The Hamster Wheel covered shoddy online news reporting which masquerade the ‘most pointless photo galleries’ as news. They include Adelaide Now’s ‘hooters girls’ photo-stream, The Telegraph’s 13-photo gallery of a train delay and another on celebrity ‘fat cheeks’. In The Chaser team’s opinion, the worst is a photo-slideshow of celebrities eating ice-cream on the Huffington Post website (video 20m:20s).

Sociologists argue that blogs have revolutionised the ways in which traditional newspapers represent the news. Online news sites encourage ordinary citizens to take a more participatory role in journalism, particularly during breaking public events and large-scale disasters.
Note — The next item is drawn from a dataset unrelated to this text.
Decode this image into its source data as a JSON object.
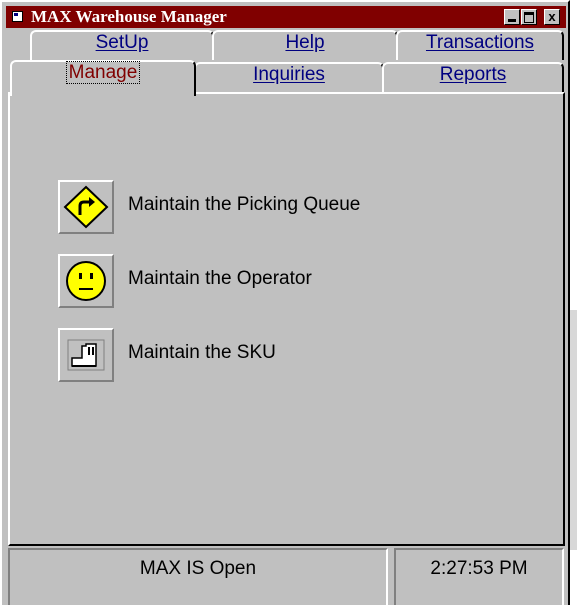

Then again, online news services challenge the professional authority of journalists because so many people are putting out tabloid fluff. As I discussed in an earlier piece, The Guardian online newspaper made a major credibility blunder by setting up a Twitter account to exploit the 10th anniversary of the September 11 attacks. That debacle showed that online news and their integration of new technologies, such as social media, is an evolving process.

A Pew Study from 2009 found that 60% of 300 journalists surveyed believe that the internet was ‘changing the fundamental values of journalism’. In around half of these cases, this change was perceived negatively because it related to concerns over ‘a loosening of standards’, but around a third of these journalists also thought greater diversity of ‘voices’ was a positive change. Victoria University Media Studies Lecturer John Langer argues that non-news or ‘lite’ entertaining news is just as important as ‘hard’ journalism. But perhaps photos of nude celebs and their ice-cream stretch the point.

If the first episode is anything to go by, The Hamster Wheel is shaping up to be a great show. I can’t wait to see what else they have in store this week.

Update: The production costs of the show have been criticised today in The Australian newspaper. The show has clearly struck a chord to generate this type of media criticism so soon. Then again, the Chaser Team has always been controversial, sometimes for the wrong reasons, so perhaps we can expect to see more of this backlash.

Note

*For actual figures on reported crimes in Australia, see the Australian Crime Commission and the Australian Bureau of Statistics.